The distillation model inherits from three classes:
- **`DistillationCoreMixin`**: Common distillation-related code.
- **`TrigFlowMixin`**: Training-time timestep sampling functions, since we use TrigFlow as a unified parameterization for both distillation methods.
- **`Video2WorldModel`**: The teacher model class (in this case, Predict2.5), allowing reuse of its tokenizer, data handling, conditioner, etc.

> **Note:** The order of inheritance matters.

### Training Step Implementation

The high-level `training_step` that alternates between student and critic phases is defined in `DistillationCoreMixin`. For DMD2, implement two methods in your model:

#### Student Phase (`training_step_generator`)

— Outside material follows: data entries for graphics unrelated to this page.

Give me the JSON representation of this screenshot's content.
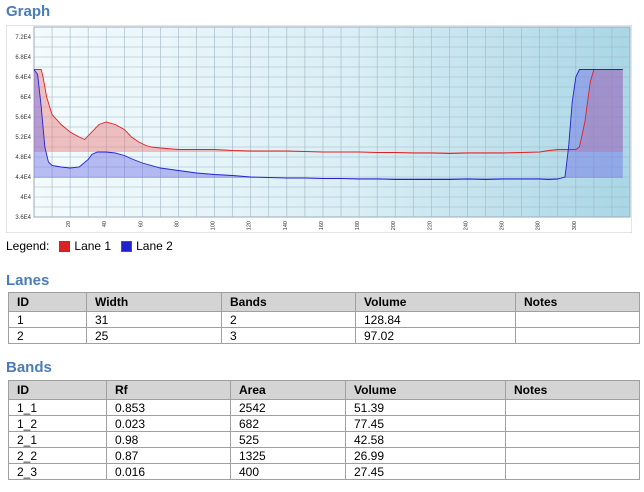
{
  "graph": {
    "title": "Graph",
    "legend_label": "Legend:",
    "legend": [
      {
        "name": "Lane 1",
        "color": "#dd2222"
      },
      {
        "name": "Lane 2",
        "color": "#2222cc"
      }
    ]
  },
  "chart_data": {
    "type": "line",
    "xlim": [
      0,
      330
    ],
    "ylim": [
      36000,
      74000
    ],
    "x_ticks": [
      "20",
      "40",
      "60",
      "80",
      "100",
      "120",
      "140",
      "160",
      "180",
      "200",
      "220",
      "240",
      "260",
      "280",
      "300"
    ],
    "y_ticks": [
      "3.6E4",
      "4E4",
      "4.4E4",
      "4.8E4",
      "5.2E4",
      "5.6E4",
      "6E4",
      "6.4E4",
      "6.8E4",
      "7.2E4"
    ],
    "grid": true,
    "series": [
      {
        "name": "Lane 1",
        "color": "#dd2222",
        "x": [
          0,
          4,
          5,
          7,
          10,
          15,
          20,
          25,
          28,
          32,
          36,
          40,
          45,
          50,
          54,
          58,
          62,
          65,
          70,
          80,
          90,
          100,
          110,
          120,
          130,
          140,
          150,
          160,
          170,
          180,
          190,
          200,
          210,
          220,
          230,
          240,
          250,
          260,
          270,
          280,
          285,
          290,
          295,
          300,
          302,
          305,
          308,
          310,
          314,
          320,
          326
        ],
        "y": [
          65500,
          65500,
          64000,
          60000,
          56500,
          54500,
          53000,
          52000,
          51500,
          53000,
          54500,
          55000,
          54500,
          53500,
          52000,
          51000,
          50300,
          50000,
          49800,
          49500,
          49500,
          49500,
          49300,
          49200,
          49200,
          49200,
          49100,
          49000,
          49000,
          49000,
          48900,
          48900,
          48800,
          48800,
          48700,
          48800,
          48800,
          48800,
          48900,
          49000,
          49300,
          49500,
          49500,
          49500,
          50000,
          55000,
          63000,
          65500,
          65500,
          65500,
          65500
        ]
      },
      {
        "name": "Lane 2",
        "color": "#2222cc",
        "x": [
          0,
          2,
          4,
          6,
          8,
          10,
          15,
          20,
          25,
          30,
          32,
          35,
          40,
          45,
          50,
          55,
          60,
          70,
          80,
          90,
          100,
          110,
          120,
          130,
          140,
          150,
          160,
          170,
          180,
          190,
          200,
          210,
          220,
          230,
          240,
          250,
          260,
          270,
          280,
          285,
          290,
          294,
          296,
          298,
          300,
          302,
          305,
          310,
          315,
          320,
          326
        ],
        "y": [
          65500,
          64500,
          58000,
          50000,
          47000,
          46300,
          46000,
          45800,
          46000,
          47500,
          48500,
          49000,
          49000,
          48800,
          48300,
          47500,
          46800,
          45800,
          45300,
          44800,
          44500,
          44300,
          44000,
          43900,
          43800,
          43800,
          43700,
          43700,
          43600,
          43600,
          43500,
          43500,
          43500,
          43500,
          43600,
          43500,
          43600,
          43600,
          43600,
          43500,
          43600,
          44000,
          50000,
          59000,
          64000,
          65500,
          65500,
          65500,
          65500,
          65500,
          65500
        ]
      }
    ]
  },
  "lanes": {
    "title": "Lanes",
    "columns": [
      "ID",
      "Width",
      "Bands",
      "Volume",
      "Notes"
    ],
    "rows": [
      [
        "1",
        "31",
        "2",
        "128.84",
        ""
      ],
      [
        "2",
        "25",
        "3",
        "97.02",
        ""
      ]
    ]
  },
  "bands": {
    "title": "Bands",
    "columns": [
      "ID",
      "Rf",
      "Area",
      "Volume",
      "Notes"
    ],
    "rows": [
      [
        "1_1",
        "0.853",
        "2542",
        "51.39",
        ""
      ],
      [
        "1_2",
        "0.023",
        "682",
        "77.45",
        ""
      ],
      [
        "2_1",
        "0.98",
        "525",
        "42.58",
        ""
      ],
      [
        "2_2",
        "0.87",
        "1325",
        "26.99",
        ""
      ],
      [
        "2_3",
        "0.016",
        "400",
        "27.45",
        ""
      ]
    ]
  }
}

1. Freeze the critic (and discriminator if enabled); unfreeze the student.
2. Sample time and noise; generate few-step student samples from noise.
3. Re-noise the student-generated samples to the sampled time, then feed this re-noised state to the teacher twice (conditional/unconditional) to form the CFG target. Also feed the same re-noised state to the critic if enabled.
4. Compute DMD2 losses from teacher and critic predictions; backpropagate into the student only. Optionally include GAN terms if configured.

#### Critic Phase (`training_step_critic`)

1. Freeze the student; unfreeze the critic (and discriminator if enabled).
2. Generate student samples via a short backward simulation (a few reverse steps); re-noise to the sampled time.
3. Train the critic on these student samples to fit the denoising target. If a discriminator head is used, also run the real/noisy-real path and apply GAN loss.

### Key Functions

- **`backward_simulation`**: Performs a few reverse-time steps with the student to craft slightly denoised samples for critic training. This is not a full trajectory and is controlled by config.

- **`get_data_and_condition`**: For CFG distillation, the teacher needs both conditional and unconditional forwards, so this function returns `(raw_state, x0, condition, uncondition)`. For video, we use identical conditional-frame masks for both; the only difference is text conditioning.